To test the manufacturer's claim regarding the average nicotine content, we need to set up the null and alternative hypotheses.

  1. Null Hypothesis (H0): The average nicotine content does not exceed 3.5 milligrams. Mathematically, this can be expressed as: \[ H_0: \mu \leq 3.5 \]

  2. Alternative Hypothesis (H1): The average nicotine content exceeds 3.5 milligrams. This can be expressed as: \[ H_1: \mu > 3.5 \]

We can now proceed to perform a statistical test to see if we have enough evidence to reject the null hypothesis in favor of the alternative hypothesis at the 0.01 significance level.

Steps for the Hypothesis Test:

  1. Sample Size (n): 8
  2. Sample Mean (\(\bar{x}\)): 4.2 mg
  3. Sample Standard Deviation (s): 1.4 mg
  4. Significance Level (\(\alpha\)): 0.01

We'll perform a one-sample t-test because the sample size is small (n < 30), and we assume the normality of the distribution.
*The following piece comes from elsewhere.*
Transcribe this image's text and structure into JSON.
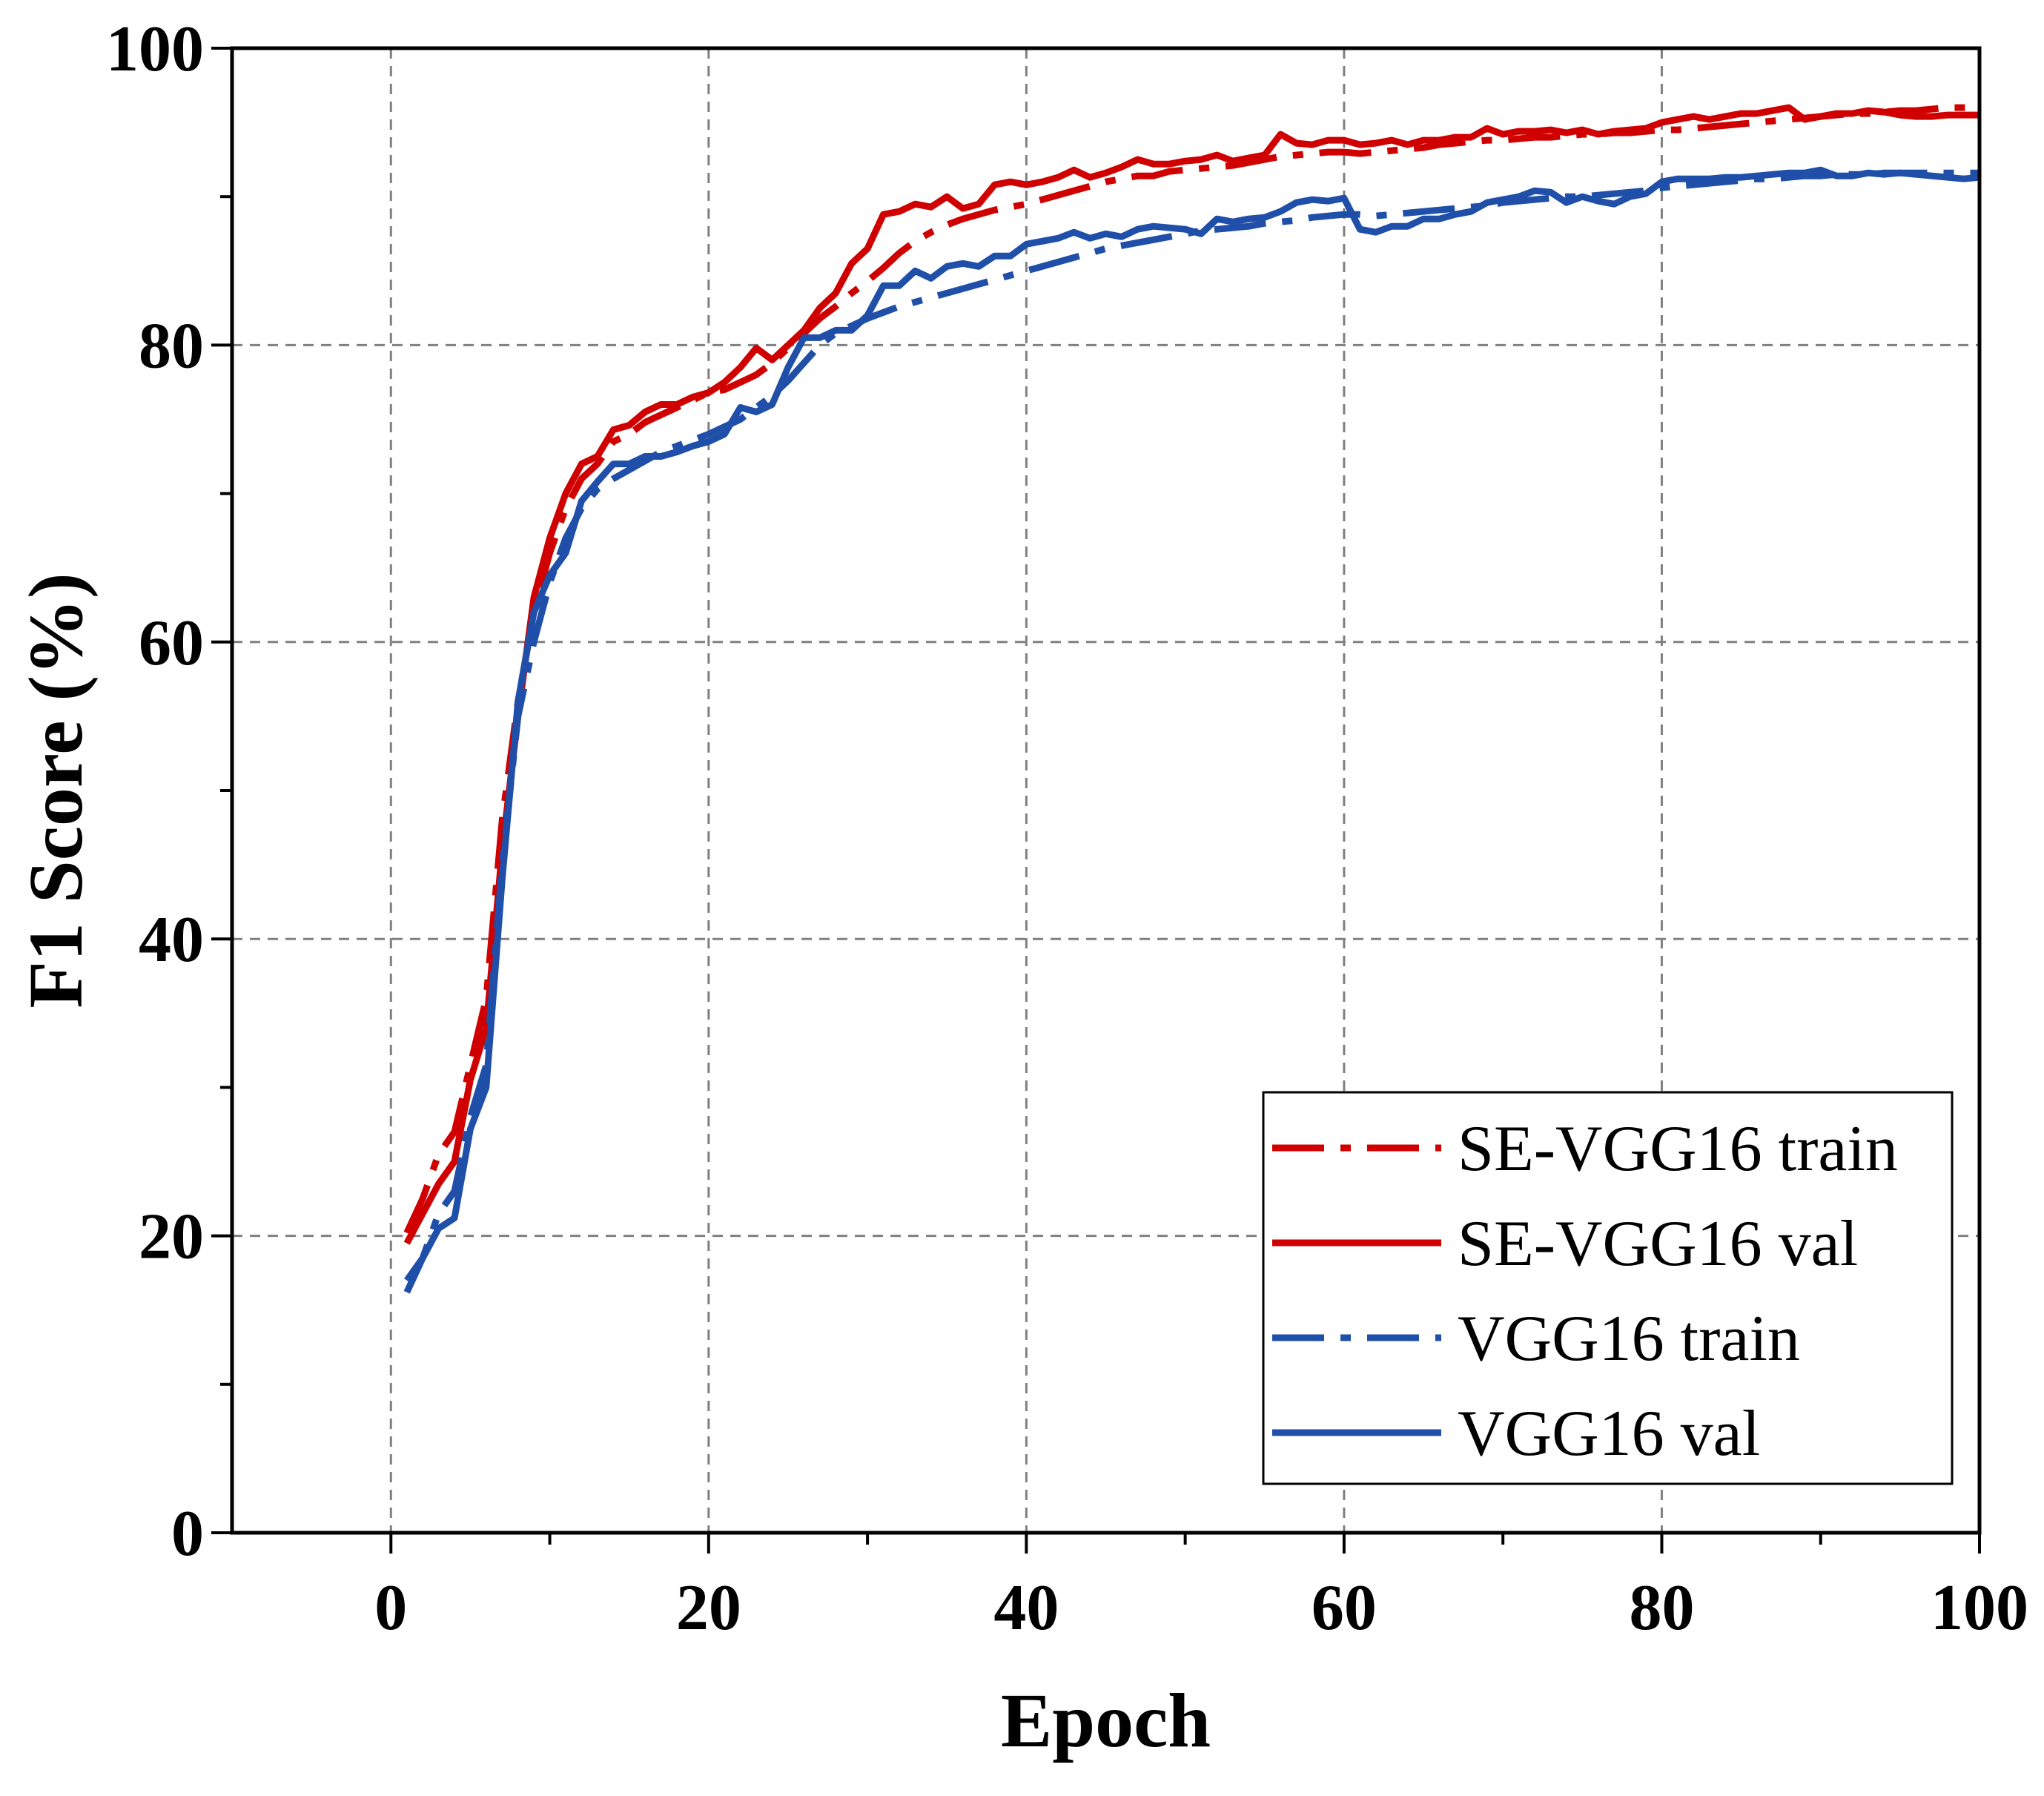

Test Statistic Calculation:

The t statistic is calculated using the formula: \[ t = \frac{\bar{x} - \mu_0}{s / \sqrt{n}} \] Where:

  • \(\bar{x}\) = sample mean
  • \(\mu_0\) = population mean under the null hypothesis (3.5 mg)
  • \(s\) = sample standard deviation
  • \(n\) = sample size

Substituting in the values: \[ t = \frac{4.2 - 3.5}{1.4 / \sqrt{8}} = \frac{0.7}{1.4 / 2.8284} = \frac{0.7}{0.4949} \approx 1.415 \]

Critical Value:

Next, we determine the critical value from the t-distribution table for a one-tailed test with \(n - 1 = 7\) degrees of freedom at \(\alpha = 0.01\).
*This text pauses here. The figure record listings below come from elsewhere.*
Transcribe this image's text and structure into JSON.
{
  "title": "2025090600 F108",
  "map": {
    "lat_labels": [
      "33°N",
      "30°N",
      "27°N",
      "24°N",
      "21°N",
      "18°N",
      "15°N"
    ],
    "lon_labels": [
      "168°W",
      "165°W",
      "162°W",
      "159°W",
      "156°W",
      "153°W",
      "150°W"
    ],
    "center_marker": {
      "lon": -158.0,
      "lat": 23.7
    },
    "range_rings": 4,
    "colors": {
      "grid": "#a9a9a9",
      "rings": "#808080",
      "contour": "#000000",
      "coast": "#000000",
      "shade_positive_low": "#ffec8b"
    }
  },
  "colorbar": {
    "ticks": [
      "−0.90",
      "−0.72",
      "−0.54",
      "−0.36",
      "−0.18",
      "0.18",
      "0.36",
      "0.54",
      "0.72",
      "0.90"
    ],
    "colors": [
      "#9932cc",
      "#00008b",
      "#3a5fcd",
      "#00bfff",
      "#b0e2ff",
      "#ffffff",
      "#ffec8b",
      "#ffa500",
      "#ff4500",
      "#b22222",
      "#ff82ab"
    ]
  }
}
Using a t-table or calculator, the critical value for \(df = 7\) at \(\alpha = 0.01\) is approximately 2.998.

Decision Rule:

  • If the calculated t value exceeds the critical t value, we reject the null hypothesis.
  • If the calculated t value does not exceed the critical t value, we fail to reject the null hypothesis.

Conclusion:

  • Calculated t value: approximately 1.415
  • Critical t value: approximately 2.998

Since \(1.415 < 2.998\), we fail to reject the null hypothesis.

Final Statement:

There is not enough evidence at the 0.01 significance level to conclude that the average nicotine content of this brand exceeds 3.5 milligrams, supporting the manufacturer's claim.